2.      Whether polls are open and secure. The UN as well as Tripoli-based diplomats will probably judge how successful the operation has been based on how many of the 1,300 polling stations actually open on Wednesday. This will depend on the security situation, particularly in some cities in Cyrenaica (especially Benghazi and Derna), in Sirte, and in the south. In February, entire constituencies had to postpone the vote because of security threats – and at that point, the current offensive by the renegade general, Khalifa Heftar, had not yet taken place.

3.      Who recognises the results. A “reconciliation” meeting between Libya’s opposing coalitions was due to be held on 18 June under the auspices of UNSMIL. However, the meeting had to be indefinitely postponed, because elements close to General Heftar’s anti-Islamist coalition accused the UN of being biased in favour of the Muslim Brotherhood. At the moment, the warring parties have made no commitment to recognise the election results.

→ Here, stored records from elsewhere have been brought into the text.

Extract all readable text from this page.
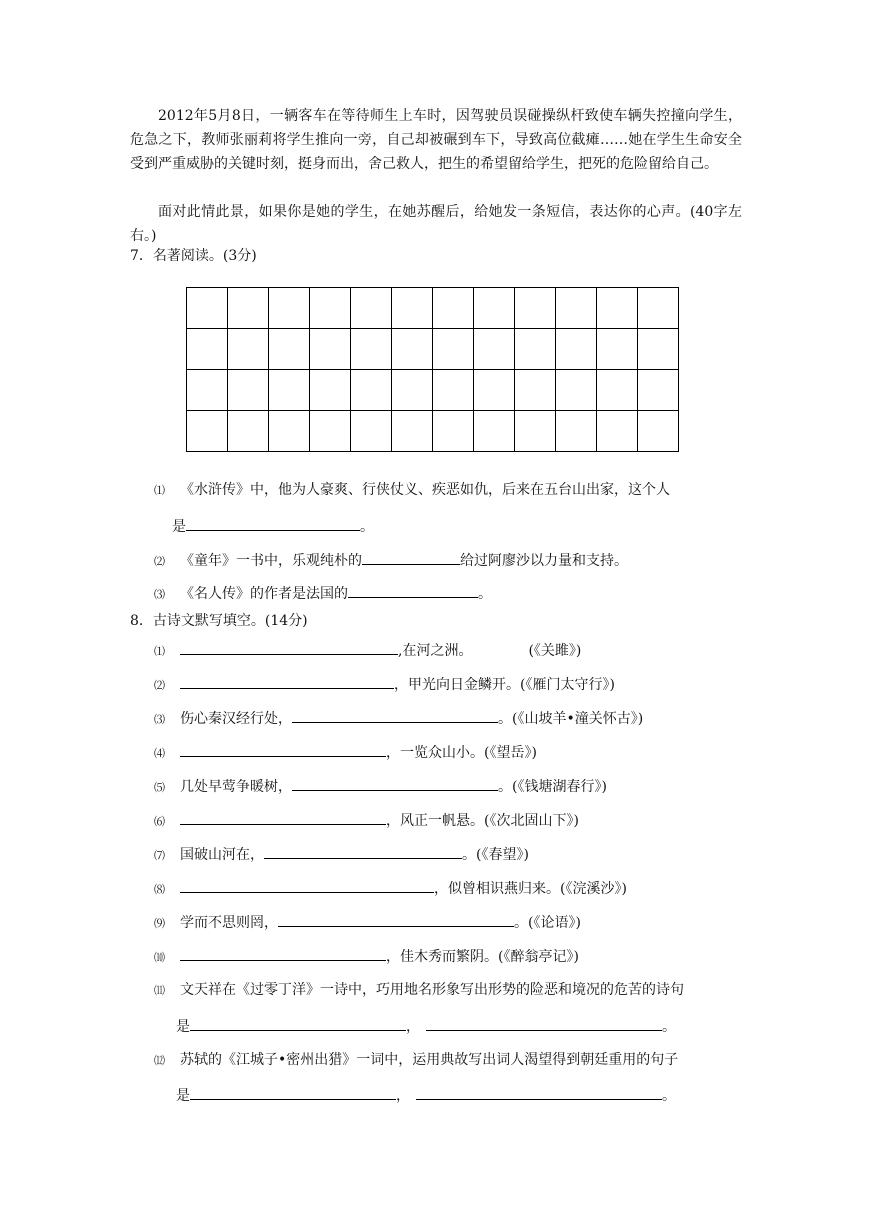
2012年5月8日，一辆客车在等待师生上车时，因驾驶员误碰操纵杆致使车辆失控撞向学生，危急之下，教师张丽莉将学生推向一旁，自己却被碾到车下，导致高位截瘫……她在学生生命安全受到严重威胁的关键时刻，挺身而出，舍己救人，把生的希望留给学生，把死的危险留给自己。

面对此情此景，如果你是她的学生，在她苏醒后，给她发一条短信，表达你的心声。(40字左右。)

7．名著阅读。(3分)

⑴ 《水浒传》中，他为人豪爽、行侠仗义、疾恶如仇，后来在五台山出家，这个人

是	。

⑵ 《童年》一书中，乐观纯朴的	给过阿廖沙以力量和支持。

⑶ 《名人传》的作者是法国的	。

8．古诗文默写填空。(14分)

⑴	,在河之洲。	(《关雎》)

⑵	，甲光向日金鳞开。(《雁门太守行》)

⑶ 伤心秦汉经行处，	。(《山坡羊•潼关怀古》)

⑷	，一览众山小。(《望岳》)

⑸ 几处早莺争暖树，	。(《钱塘湖春行》)

⑹	，风正一帆悬。(《次北固山下》)

⑺ 国破山河在，	。(《春望》)

⑻	，似曾相识燕归来。(《浣溪沙》)

⑼ 学而不思则罔，	。(《论语》)

⑽	，佳木秀而繁阴。(《醉翁亭记》)

⑾ 文天祥在《过零丁洋》一诗中，巧用地名形象写出形势的险恶和境况的危苦的诗句

是	，	。

⑿ 苏轼的《江城子•密州出猎》一词中，运用典故写出词人渴望得到朝廷重用的句子

是	，	。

Lack of recognition of the results from all sides in the Libyan political sphere could turn out to be a major cause of regret for European policymakers. Holding elections in the current situation, with the country divided between two warring coalitions, is an uncalculated risk. Polls may actually accelerate violence rather than solving Libya’s problems.

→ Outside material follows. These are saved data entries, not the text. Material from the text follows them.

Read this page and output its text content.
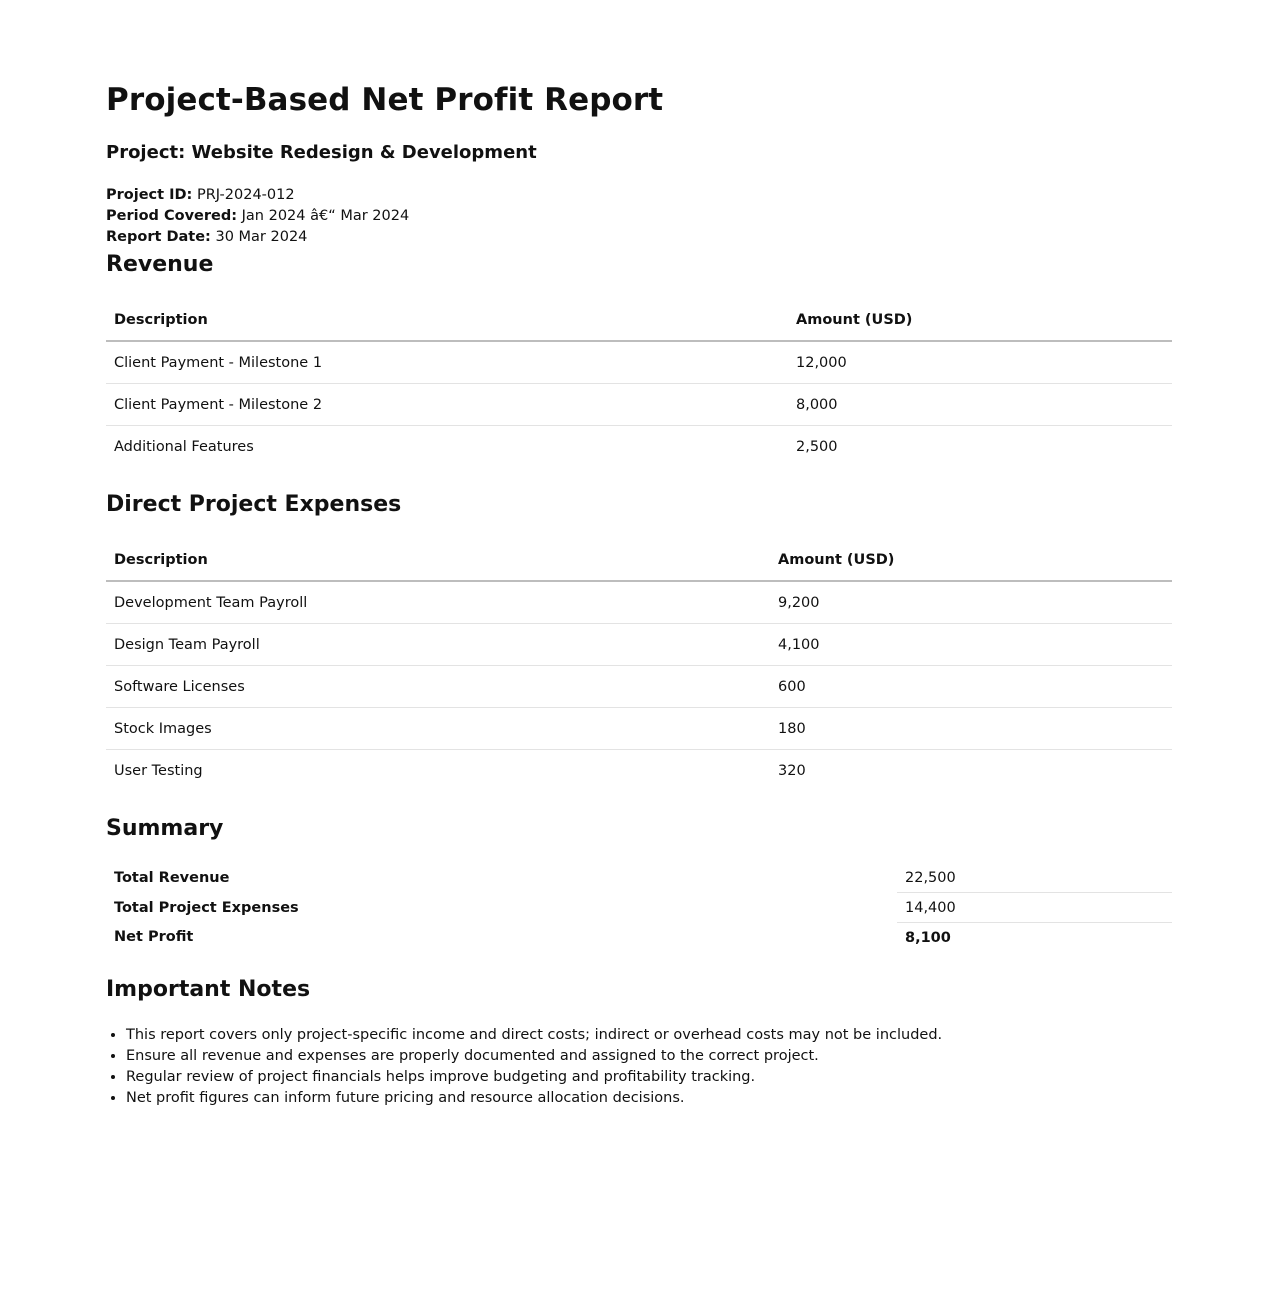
Project-Based Net Profit Report
Project: Website Redesign & Development
Project ID: PRJ-2024-012
Period Covered: Jan 2024 â€“ Mar 2024
Report Date: 30 Mar 2024
Revenue
Description	Amount (USD)
Client Payment - Milestone 1	12,000
Client Payment - Milestone 2	8,000
Additional Features	2,500
Direct Project Expenses
Description	Amount (USD)
Development Team Payroll	9,200
Design Team Payroll	4,100
Software Licenses	600
Stock Images	180
User Testing	320
Summary
Total Revenue	22,500
Total Project Expenses	14,400
Net Profit	8,100
Important Notes
• This report covers only project-specific income and direct costs; indirect or overhead costs may not be included.
• Ensure all revenue and expenses are properly documented and assigned to the correct project.
• Regular review of project financials helps improve budgeting and profitability tracking.
• Net profit figures can inform future pricing and resource allocation decisions.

As argued in ECFR’s policy brief, A European Agenda to Support Libya’s Transition, Europeans should avoid taking a “tick-the-box approach” in which certain measurable steps must be made within a given timeframe. If polls do actually open on Wednesday 25 June, three crucial elements will be missing: a functioning judiciary that can deal with contested results (as of now, according to Human Rights Watch, courts are closed in Benghazi, Derna, Sirte, and Sebha); a comprehensive monitoring mission that extends to all corners of Libya; and an independent media commission.

It’s too late to make up for these shortcomings, but Europeans should still pursue some of the main elements of the agenda described in our brief. They should focus most urgently on the following three tasks:

1.      Create incentives for a power-sharing agreement between the major Libyan stakeholders while spelling out clear disincentives for spoilers. For instance, it would be worthwhile to state clearly that Europeans will not buy oil except through the legitimate central Libyan government.

2.      Create a co-ordination mechanism to deal with day-to-day crises. The United States, the EU, and the large EU member states have all appointed Special Envoys for Libya. These external stakeholders should come up with a co-ordinated response to the current crisis and to addressing post-election tensions.

3.      Build a comprehensive approach to security based on local peace agreements and national dialogue. Too many people in the West have bought into the “war on terror” narrative, under which Libya’s current problems can be eliminated by swift “counter-terrorism” operations against Islamist militias. They need instead to realise that solutions will only be achieved through political inclusivity.